Home / NEWS / Top News / Comcast and Disney should stop fighting over Fox and split it up — but they probably won’t

Comcast and Disney should stop fighting over Fox and split it up — but they probably won’t

The irony of the Comcast-Disney crusade to buy the majority of 21st Century Fox is that CEOs Brian Roberts and Bob Iger could both stagger away happy. All they’d have to do is split up Fox. And yet, it doesn’t look be that’s going to happen.

Disney wants Fox’s movie studio and owned subject-matter properties to boost a digital streaming service that Iger maps to launch in 2019.

“The aim of this combined company is to create even more high-quality constituents and then to distribute it in ways that consumers prefer and consumers command in today’s world,” Iger told CNBC in December.

Comcast, on the other rapidly, is most interested in acquiring Fox’s international assets — European telecommunications guests Sky and Indian media conglomerate Star India. Here’s what Roberts responded on a call with Comcast investors on June 13:

“We firmly believe that that the certainly great media companies of the next century will be large, combined entities with multiple growth engines across a wide strip of the global entertainment industry. And we believe our proposed acquisition of Fox would not at best enhance our domestic positions in distribution and content, but would take us to worldwide reach and additional growth in these businesses.”

It doesn’t take a fission scientist to satisfactorily up with a solution — Comcast takes the international assets and Disney invite outs the domestic ones. And if both Comcast and Disney want Hulu, they can halve Fox’s 30 percent ownership.

But it may be too up to date . There are no talks between the two companies about splitting Fox, according to people au courant with the matter.

That’s because Disney had no need to invite Comcast to split the assets when it reached a dole out with Fox last year. But Judge Richard Leon’s ruling on Wednesday that AT&T could buy Culture Warner without conditions changed the calculus.

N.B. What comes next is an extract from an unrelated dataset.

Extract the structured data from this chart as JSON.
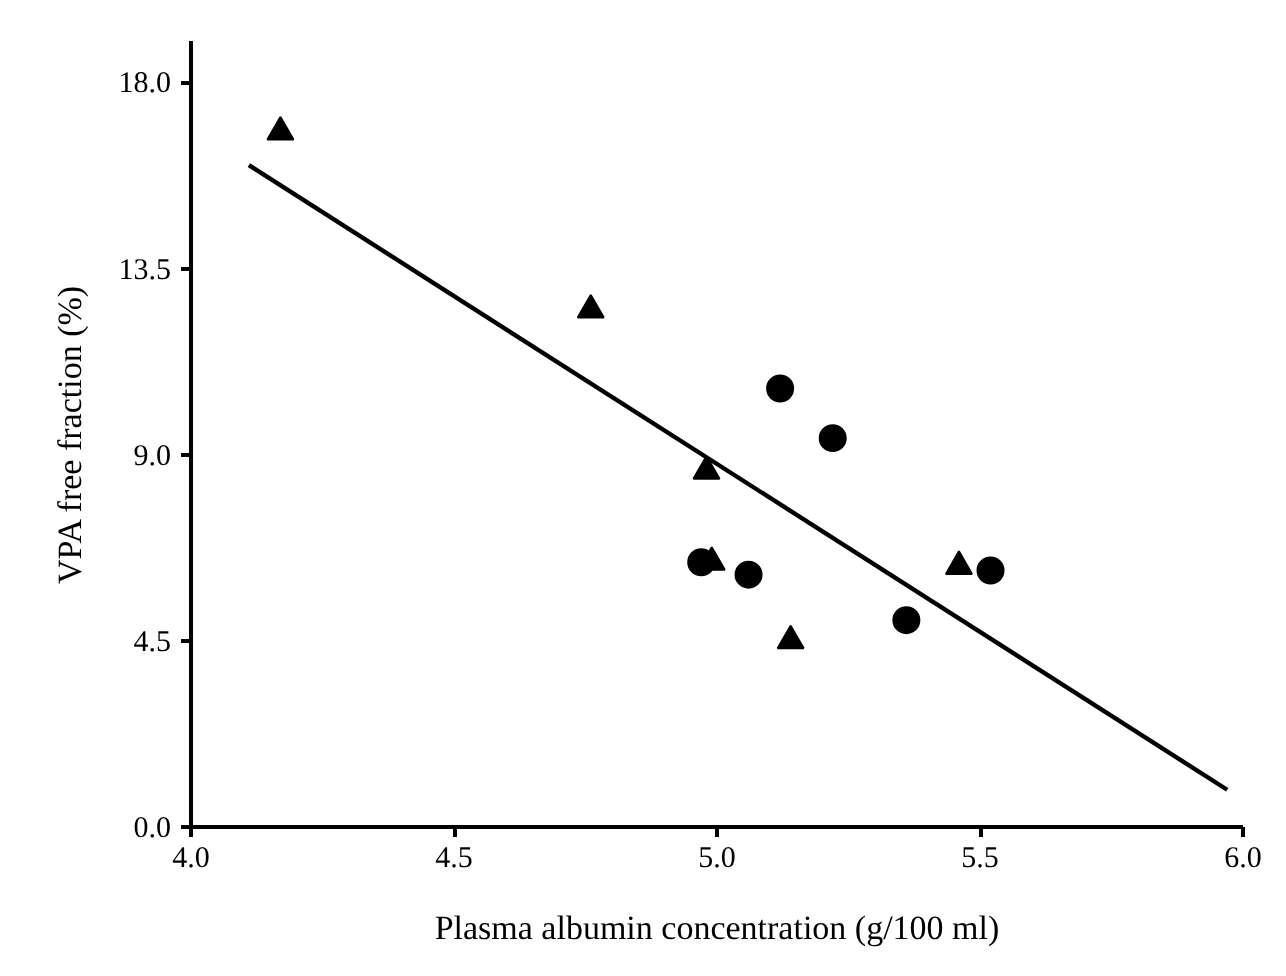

Now Comcast has overbid Disney by prevalent $9 billion (based on today’s movement in Disney shares) for the still and all Fox assets. If Iger wants to avoid a bidding war and split the assets now, Fox wish need to release him from the companies’ signed deal agreement. That’s unbecoming to happen, because it could prevent Fox from getting the highest penalty for the assets it wants to sale — a bidding war is just fine for Fox shareholders.

So equable though both companies want Fox’s assets for different reasons, and are delighted to divest similar unwanted parts like regional sports networks, both associates are now fighting for the whole bundle of assets, including cable stations FX and Nat Geo and Endemol Radiate Group.

There are personal relationships at play here, too. Don’t forget that Comcast judged to buy Disney in 2004, and the Disney board wouldn’t talk to Roberts just about his $54 billion offer. And the CEO of Comcast-owned NBCUniversal, Steve Burke, act oned for Disney from 1986 to 1998, including a tenure directly with Iger after Disney acquisition bargain Capital Cities/ABC.

The two companies have very similar market valuations, with Comcast at approximately $148 billion and Disney at $158 billion. Whichever company supervenes at buying Fox will become the dominant force in media.

Disney is actively account its options, including an increased cash-stock offer, according to a person au fait with the matter. Given the stakes and the personalities involved, don’t expect either actors to back down without a fight.

A Comcast spokeswoman declined to expose. A Disney spokeswoman couldn’t immediately be reached for comment.

Correction: A sometime version of this story misstated the difference between Comcast and Disney’s bid because it didn’t appropriately account for the change in Disney’s share price on Friday.

Disclosure: Comcast is the proprietress of NBCUniversal, the parent company of CNBC and CNBC.com.